To my twisted way of thinking it was this stoking chore not the IRA threat for which Barrack Piquet was intended.

Those of us detailed for the duty went into a frantic kit-bulling session the night before, each hoping we would be the one adjudged to have the smartest turn-out on Piquet-mounting parade at 18.00 hours next day. At this inspection the Piquet Duty Officer would select the lucky candidate, referred to as 'stick-man', whose prize was being released from Piquet Duty but only after 10 p.m. Until then he acted as a dogsbody to all and sundry in the Guard Room - including the prisoners - running errands to the NAAFI or wherever to buy fags, mags and grub, etc.

Those whose bulling efforts had not been dedicated enough may not have been chosen 'stick-man' but they were certainly stuck - in the Guard Room for the next 12 hours! Every two hours the Piquet Commander, a Lance-jack or Corporal, would despatch into the night a pair of the country's finest specimens of male youth, each armed only with a bloody great wooden pick-axe handle but little inclination to use it. Those remaining behind for their hours off were debarred from removing any clothing save for headgear and with no comfy sofas or chairs on which to recline 'rest' was taken laying flat-out on the springs of iron-framed beds minus mattresses. Amazingly, in spite of being trussed-up in uniform, webbing, packs, boots and gaiters looking and feeling like oven-ready turkeys there were those who still managed to nod-off before their heels had hardly hit the springs. Under Piquet Duty Orders this was a no-no so any offender was swiftly recalled to consciousness sometimes by means considered hilarious by whomever was performing the deed. The Duty Officer, no doubt comfortably ensconced in the Officers' Mess with a whisky and soda, could and did arrive occasionally and unexpectedly during the night, obviously intended to keep us on our toes and off the beds.

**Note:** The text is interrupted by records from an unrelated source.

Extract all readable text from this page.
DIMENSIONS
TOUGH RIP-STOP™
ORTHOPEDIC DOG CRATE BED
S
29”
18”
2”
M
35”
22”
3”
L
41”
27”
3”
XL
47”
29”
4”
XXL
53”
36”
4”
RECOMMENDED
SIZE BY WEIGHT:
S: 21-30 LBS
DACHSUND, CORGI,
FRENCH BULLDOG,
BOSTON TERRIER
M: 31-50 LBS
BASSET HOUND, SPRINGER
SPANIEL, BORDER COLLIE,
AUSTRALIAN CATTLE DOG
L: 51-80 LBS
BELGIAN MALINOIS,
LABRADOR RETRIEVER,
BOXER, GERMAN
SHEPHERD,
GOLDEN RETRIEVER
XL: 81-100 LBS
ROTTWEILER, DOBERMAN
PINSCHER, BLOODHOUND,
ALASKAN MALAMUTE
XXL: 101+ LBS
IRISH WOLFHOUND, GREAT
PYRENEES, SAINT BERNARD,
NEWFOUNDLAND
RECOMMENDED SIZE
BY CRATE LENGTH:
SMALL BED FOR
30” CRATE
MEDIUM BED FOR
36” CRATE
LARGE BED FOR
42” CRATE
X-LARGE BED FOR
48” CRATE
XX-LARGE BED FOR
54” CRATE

A concoction - loosely referred to as dinner - arrived about seven, barely warm after being trekked halfway across the camp from the cookhouse on a barrow by a couple on fatigues but memories of these repasts are best consigned to the waste bin of time. Supper arrived in a similar state about ten and the 'tea', which arrived with both meals, was delivered ready-made in a large chrome urn and had a flavour reminiscent of last night's cocoa for which the vessel had no doubt been used but not cleaned.

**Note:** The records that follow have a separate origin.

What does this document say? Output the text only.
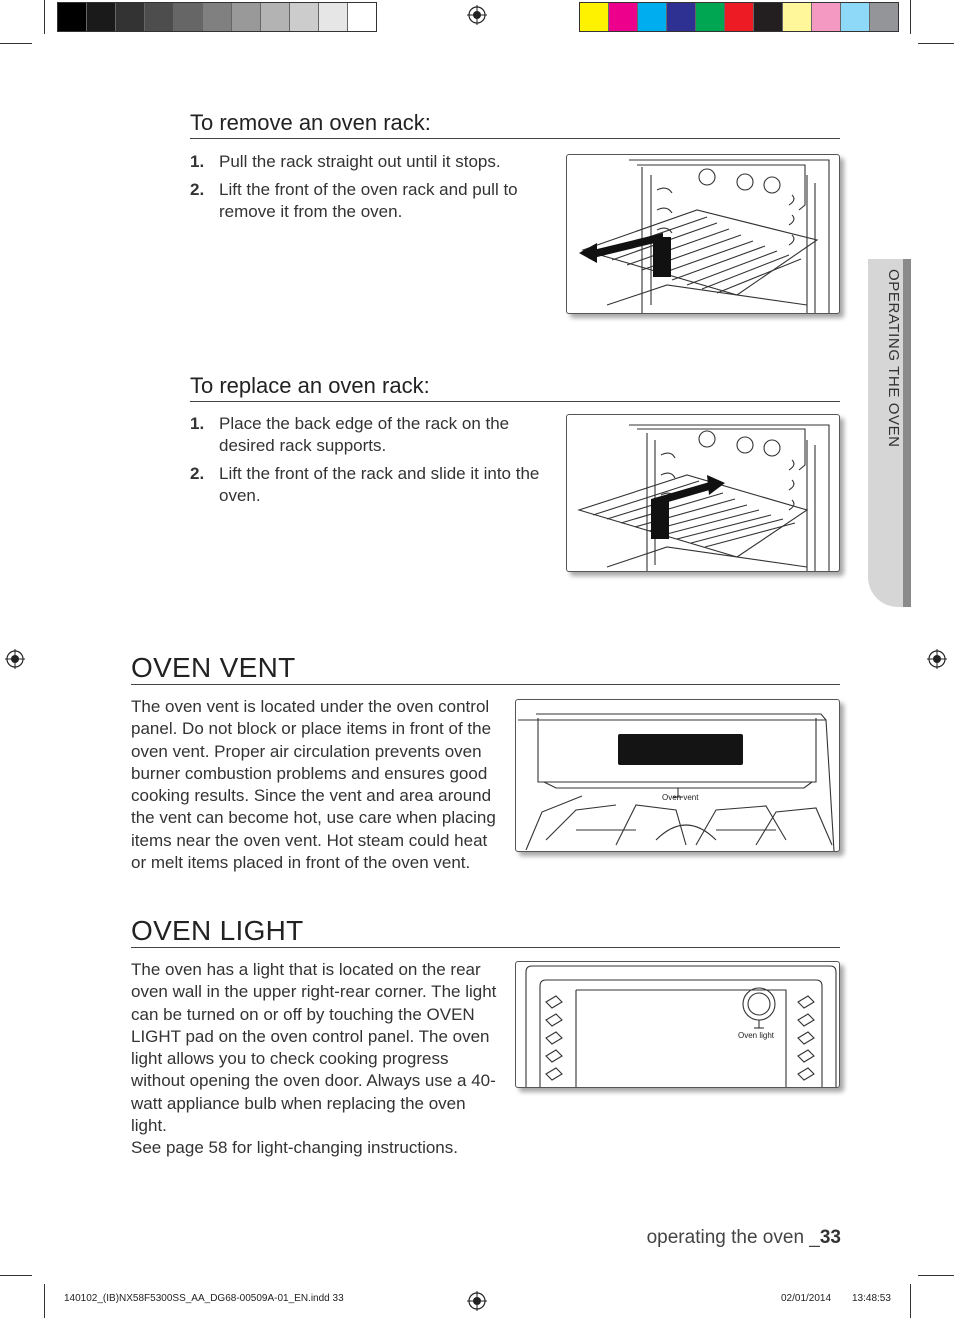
OPERATING THE OVEN
To remove an oven rack:
1. Pull the rack straight out until it stops.
2. Lift the front of the oven rack and pull to remove it from the oven.
To replace an oven rack:
1. Place the back edge of the rack on the desired rack supports.
2. Lift the front of the rack and slide it into the oven.
OVEN VENT
The oven vent is located under the oven control panel. Do not block or place items in front of the oven vent. Proper air circulation prevents oven burner combustion problems and ensures good cooking results. Since the vent and area around the vent can become hot, use care when placing items near the oven vent. Hot steam could heat or melt items placed in front of the oven vent.
Oven vent
OVEN LIGHT
The oven has a light that is located on the rear oven wall in the upper right-rear corner. The light can be turned on or off by touching the OVEN LIGHT pad on the oven control panel. The oven light allows you to check cooking progress without opening the oven door. Always use a 40-watt appliance bulb when replacing the oven light.
See page 58 for light-changing instructions.
Oven light
operating the oven _33
140102_(IB)NX58F5300SS_AA_DG68-00509A-01_EN.indd 33	02/01/2014 13:48:53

Any ex-Catterickite will know that brass monkeys aren't daft enough to venture out for an evening stroll in the middle of a Yorkshire winter nevertheless we Piquet had no option but to do just that. The boiler-room visits offered patrolling pairs a temporary haven of warmth. With the fire stoked, the door shut and the boiler singing away the pair of us, encased as we were in a ton of army serge, enjoyed being cooked at Gas Regulo 10. We conversed in low tones putting the world to rights but the 'low tones' weren't deliberate and soon trailed-off to almost no speech at all... we were on the way to becoming unconscious due to the fumes from the burning coke! For the sake of chilling-out we stuck it for as long as we could but becoming lightheaded were forced to give in and return outside to the reviving sting of the frosty night air. There was every chance that by indulging ourselves in an extended warm-up we were setting ourselves up for chance discovery by the patrolling Duty Officer who would have placed us on a serious charge.

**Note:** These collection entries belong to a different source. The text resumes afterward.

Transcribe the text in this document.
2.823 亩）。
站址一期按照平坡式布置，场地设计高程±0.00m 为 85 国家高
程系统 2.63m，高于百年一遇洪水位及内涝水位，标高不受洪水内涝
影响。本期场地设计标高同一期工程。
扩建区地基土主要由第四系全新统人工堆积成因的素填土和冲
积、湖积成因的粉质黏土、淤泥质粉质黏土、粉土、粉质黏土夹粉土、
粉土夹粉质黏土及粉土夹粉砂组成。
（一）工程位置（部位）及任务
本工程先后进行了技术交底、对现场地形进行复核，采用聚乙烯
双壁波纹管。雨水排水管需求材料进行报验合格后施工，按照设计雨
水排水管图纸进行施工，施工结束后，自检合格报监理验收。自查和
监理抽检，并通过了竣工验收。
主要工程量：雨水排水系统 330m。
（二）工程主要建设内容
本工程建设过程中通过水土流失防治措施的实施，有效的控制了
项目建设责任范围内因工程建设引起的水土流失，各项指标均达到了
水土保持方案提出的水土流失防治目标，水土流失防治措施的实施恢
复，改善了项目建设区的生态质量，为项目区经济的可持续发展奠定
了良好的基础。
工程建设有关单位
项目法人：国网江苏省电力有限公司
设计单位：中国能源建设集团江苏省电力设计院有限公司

One officer in the regiment was (genuinely) a Captain Priestley-Cooper. Acting regularly as Piquet Duty Officer he earned a reputation for concealing himself around the lines in the dead of night and suddenly leaping-out on patrolling pairs with a challenge thus frightening them to death. In doing so he took a real risk as in the darkness he could well have received a disabling swipe from a hefty pick handle with questions asked only afterwards. This behaviour soon earned him the nick-name of Captain Beastly-Snooper! Good-on the wag who came up with that one.

However long and cold the night morning eventually arrived bringing with it an end to our suffering. Personally, I never could take staying awake all night. Oh the terrible morning-after-the-night-before stomach and mouth to match. And who, even after a quick wash and brush-up, could face the Chef's best efforts for breakfast? With sleep pattern disturbed it always took me days to get over BP.